Davudoğlu’na göre, üslûp ve muhtevaları farklı olmakla birlikte, Batı medeniyetinin hegemonyasını sürdürmek için devreye soktuğu ve Batı’nın iki ayrı yüzünü temsil eden Fukuyama ve Huntington’un misyonları aynıdır ve birbirlerini tamamlamaktadır.

EROL MANİSALI

Direk olarak Fukayama ve Huntington ile ilgili olmasa da bu noktada Erol Manisalı’nın bir makalesinden kısaca bahsetmek yararlı olacaktır.

“Yirmibirinci Yüzyılda Küresel Kıskaç: Küreselleşme, Ulus Devlet ve Türkiye” adlı eserinde Erol Manisalı; toplumsal ve millî bilincin köreltilerek, toplumsal bilinç yerine bireysel çıkarın sunulduğunu belirtmektedir. Manisalı şöyle demektedir: “Politikacıya da ‘ülkende yükselmek istiyorsan dışardaki güç odaklarıyla işbirliği yap’ deniyor. Ulusal sanayiciye, ‘ayakta kalmak istiyorsan, dışarda bir büyük bul ve ona bağlan’ önerisi yapılıyor.”

Manisalı, “Küreselci güçlülerin” azgelişmiş dünyaya etnik özgürlükler ve dinî özgürlükler gibi oyuncaklar da sunarak, azgelişmiş ülkelerde iç çatışmaları tahrik ettiklerini ve onların iç kargaşadan başka şeylerle uğraşmalarına imkan bırakmadıklarını, yani toplumsal olarak bilinçlenmelerine izin vermediklerini iddia etmektedir. Kısacası, küresel güçlüler, azgelişmiş ülkelere toplumsal demokrasiyi unutturmak için, onların önüne etnik, dinî, cinsel ne kadar araç varsa atmakta ve onları oyalamaktadırlar.

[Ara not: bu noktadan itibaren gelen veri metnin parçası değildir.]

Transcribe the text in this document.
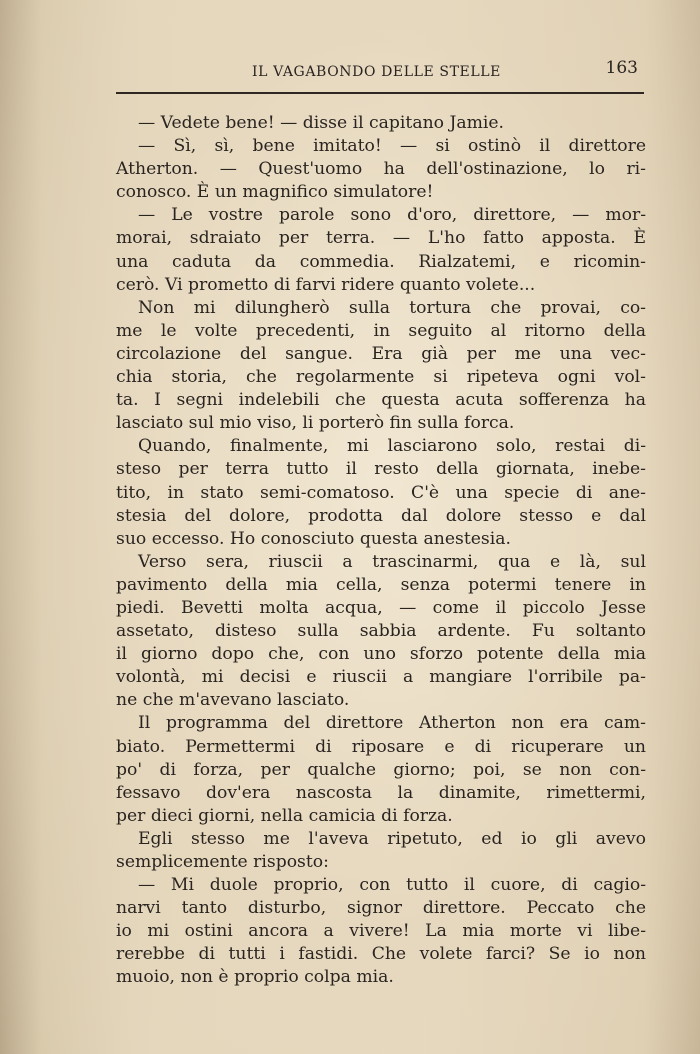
IL VAGABONDO DELLE STELLE	163
— Vedete bene! — disse il capitano Jamie.
— Sì, sì, bene imitato! — si ostinò il direttore
Atherton. — Quest'uomo ha dell'ostinazione, lo ri-
conosco. È un magnifico simulatore!
— Le vostre parole sono d'oro, direttore, — mor-
morai, sdraiato per terra. — L'ho fatto apposta. È
una caduta da commedia. Rialzatemi, e ricomin-
cerò. Vi prometto di farvi ridere quanto volete...
Non mi dilungherò sulla tortura che provai, co-
me le volte precedenti, in seguito al ritorno della
circolazione del sangue. Era già per me una vec-
chia storia, che regolarmente si ripeteva ogni vol-
ta. I segni indelebili che questa acuta sofferenza ha
lasciato sul mio viso, li porterò fin sulla forca.
Quando, finalmente, mi lasciarono solo, restai di-
steso per terra tutto il resto della giornata, inebe-
tito, in stato semi-comatoso. C'è una specie di ane-
stesia del dolore, prodotta dal dolore stesso e dal
suo eccesso. Ho conosciuto questa anestesia.
Verso sera, riuscii a trascinarmi, qua e là, sul
pavimento della mia cella, senza potermi tenere in
piedi. Bevetti molta acqua, — come il piccolo Jesse
assetato, disteso sulla sabbia ardente. Fu soltanto
il giorno dopo che, con uno sforzo potente della mia
volontà, mi decisi e riuscii a mangiare l'orribile pa-
ne che m'avevano lasciato.
Il programma del direttore Atherton non era cam-
biato. Permettermi di riposare e di ricuperare un
po' di forza, per qualche giorno; poi, se non con-
fessavo dov'era nascosta la dinamite, rimettermi,
per dieci giorni, nella camicia di forza.
Egli stesso me l'aveva ripetuto, ed io gli avevo
semplicemente risposto:
— Mi duole proprio, con tutto il cuore, di cagio-
narvi tanto disturbo, signor direttore. Peccato che
io mi ostini ancora a vivere! La mia morte vi libe-
rerebbe di tutti i fastidi. Che volete farci? Se io non
muoio, non è proprio colpa mia.
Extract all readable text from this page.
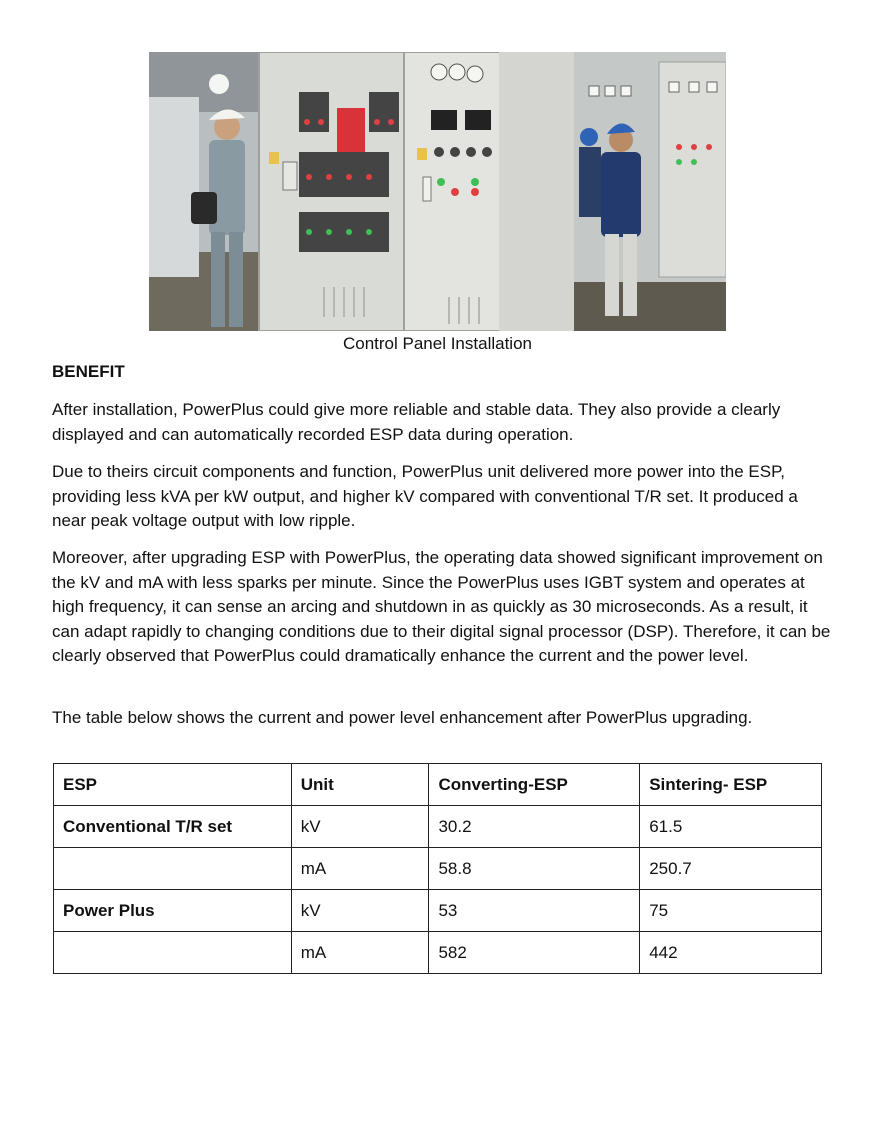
Control Panel Installation
BENEFIT

After installation, PowerPlus could give more reliable and stable data. They also provide a clearly displayed and can automatically recorded ESP data during operation.

Due to theirs circuit components and function, PowerPlus unit delivered more power into the ESP, providing less kVA per kW output, and higher kV compared with conventional T/R set. It produced a near peak voltage output with low ripple.

Moreover, after upgrading ESP with PowerPlus, the operating data showed significant improvement on the kV and mA with less sparks per minute. Since the PowerPlus uses IGBT system and operates at high frequency, it can sense an arcing and shutdown in as quickly as 30 microseconds. As a result, it can adapt rapidly to changing conditions due to their digital signal processor (DSP). Therefore, it can be clearly observed that PowerPlus could dramatically enhance the current and the power level.

The table below shows the current and power level enhancement after PowerPlus upgrading.

ESP	Unit	Converting-ESP	Sintering- ESP
Conventional T/R set	kV	30.2	61.5
	mA	58.8	250.7
Power Plus	kV	53	75
	mA	582	442
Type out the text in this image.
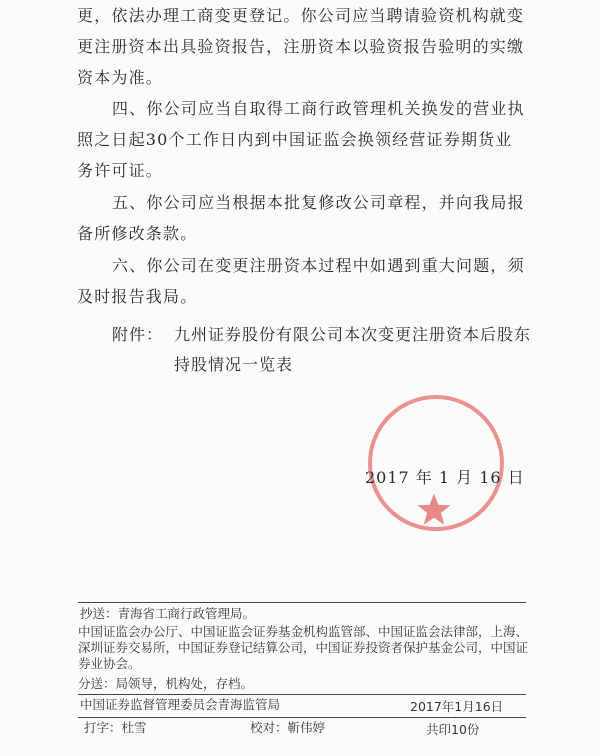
更，依法办理工商变更登记。你公司应当聘请验资机构就变更注册资本出具验资报告，注册资本以验资报告验明的实缴资本为准。

四、你公司应当自取得工商行政管理机关换发的营业执照之日起30个工作日内到中国证监会换领经营证券期货业务许可证。

五、你公司应当根据本批复修改公司章程，并向我局报备所修改条款。

六、你公司在变更注册资本过程中如遇到重大问题，须及时报告我局。

附件： 九州证券股份有限公司本次变更注册资本后股东持股情况一览表
2017 年 1 月 16 日
抄送：青海省工商行政管理局。
中国证监会办公厅、中国证监会证券基金机构监管部、中国证监会法律部，上海、深圳证券交易所，中国证券登记结算公司，中国证券投资者保护基金公司，中国证券业协会。
分送：局领导，机构处，存档。
中国证券监督管理委员会青海监管局	2017年1月16日
打字：杜雪	校对：靳伟婷	共印10份
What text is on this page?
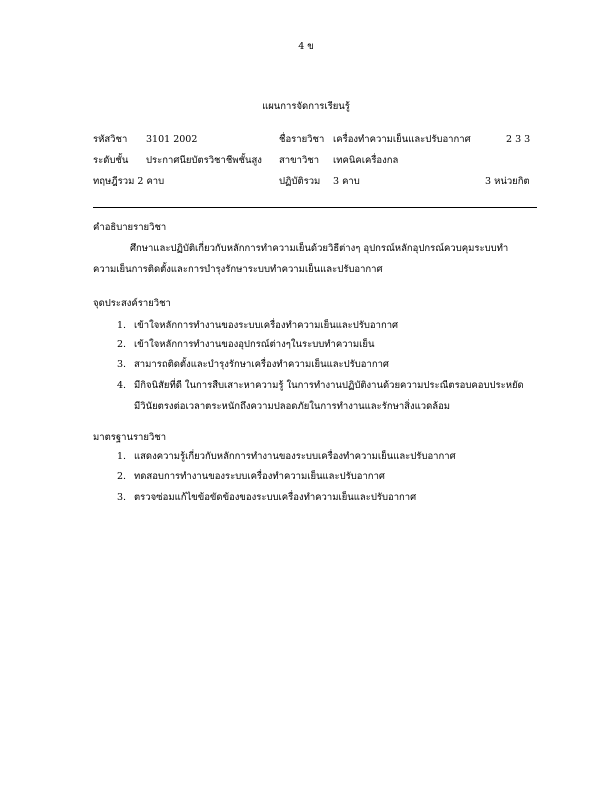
4 ข
แผนการจัดการเรียนรู้
รหัสวิชา 3101 2002	ชื่อรายวิชา เครื่องทำความเย็นและปรับอากาศ	2 3 3
ระดับชั้น ประกาศนียบัตรวิชาชีพชั้นสูง สาขาวิชา เทคนิคเครื่องกล
ทฤษฎีรวม 2 คาบ	ปฏิบัติรวม 3 คาบ	3 หน่วยกิต
คำอธิบายรายวิชา
ศึกษาและปฏิบัติเกี่ยวกับหลักการทำความเย็นด้วยวิธีต่างๆ อุปกรณ์หลักอุปกรณ์ควบคุมระบบทำ
ความเย็นการติดตั้งและการบำรุงรักษาระบบทำความเย็นและปรับอากาศ
จุดประสงค์รายวิชา
1. เข้าใจหลักการทำงานของระบบเครื่องทำความเย็นและปรับอากาศ
2. เข้าใจหลักการทำงานของอุปกรณ์ต่างๆในระบบทำความเย็น
3. สามารถติดตั้งและบำรุงรักษาเครื่องทำความเย็นและปรับอากาศ
4. มีกิจนิสัยที่ดี ในการสืบเสาะหาความรู้ ในการทำงานปฏิบัติงานด้วยความประณีตรอบคอบประหยัด
มีวินัยตรงต่อเวลาตระหนักถึงความปลอดภัยในการทำงานและรักษาสิ่งแวดล้อม
มาตรฐานรายวิชา
1. แสดงความรู้เกี่ยวกับหลักการทำงานของระบบเครื่องทำความเย็นและปรับอากาศ
2. ทดสอบการทำงานของระบบเครื่องทำความเย็นและปรับอากาศ
3. ตรวจซ่อมแก้ไขข้อขัดข้องของระบบเครื่องทำความเย็นและปรับอากาศ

Gelir dağılımı adaletsiz  olan bir dünyada huzur ve barışın temin edilebileceğini ummak safdilllik olmaz mı? Zengin ve yoksul arasında bu denli büyük bir uçurumun olduğu  insanlık aleminde elbette global kaoslar olacaktır.

Yoksulluk beraberinde açlık, hastalık ve ölümleri de getiriyor…

Bugün için dünyanın GSMH’sinin 35 Trilyon Dolar civarında olduğu hesaplanmaktadır. Bunun, 10.5 Trilyon Doları ABD, 4.2 Trilyon Doları Japonya ve 2.4 Trilyon Doları ise Almanya tarafından üretiliyor. İlk üç ülkenin GSMH’lerinin toplamı 17.1 Trilyon Dolar. Yani dünyanın toplam hasılasının (yaklaşık) yarısını ilk üç ülke oluşturuyor. Bu üç ülkenin toplam nüfusu ise 500 milyon civarında. Dünyamızda ise yaklaşık 6 milyar insan yaşamaktadır.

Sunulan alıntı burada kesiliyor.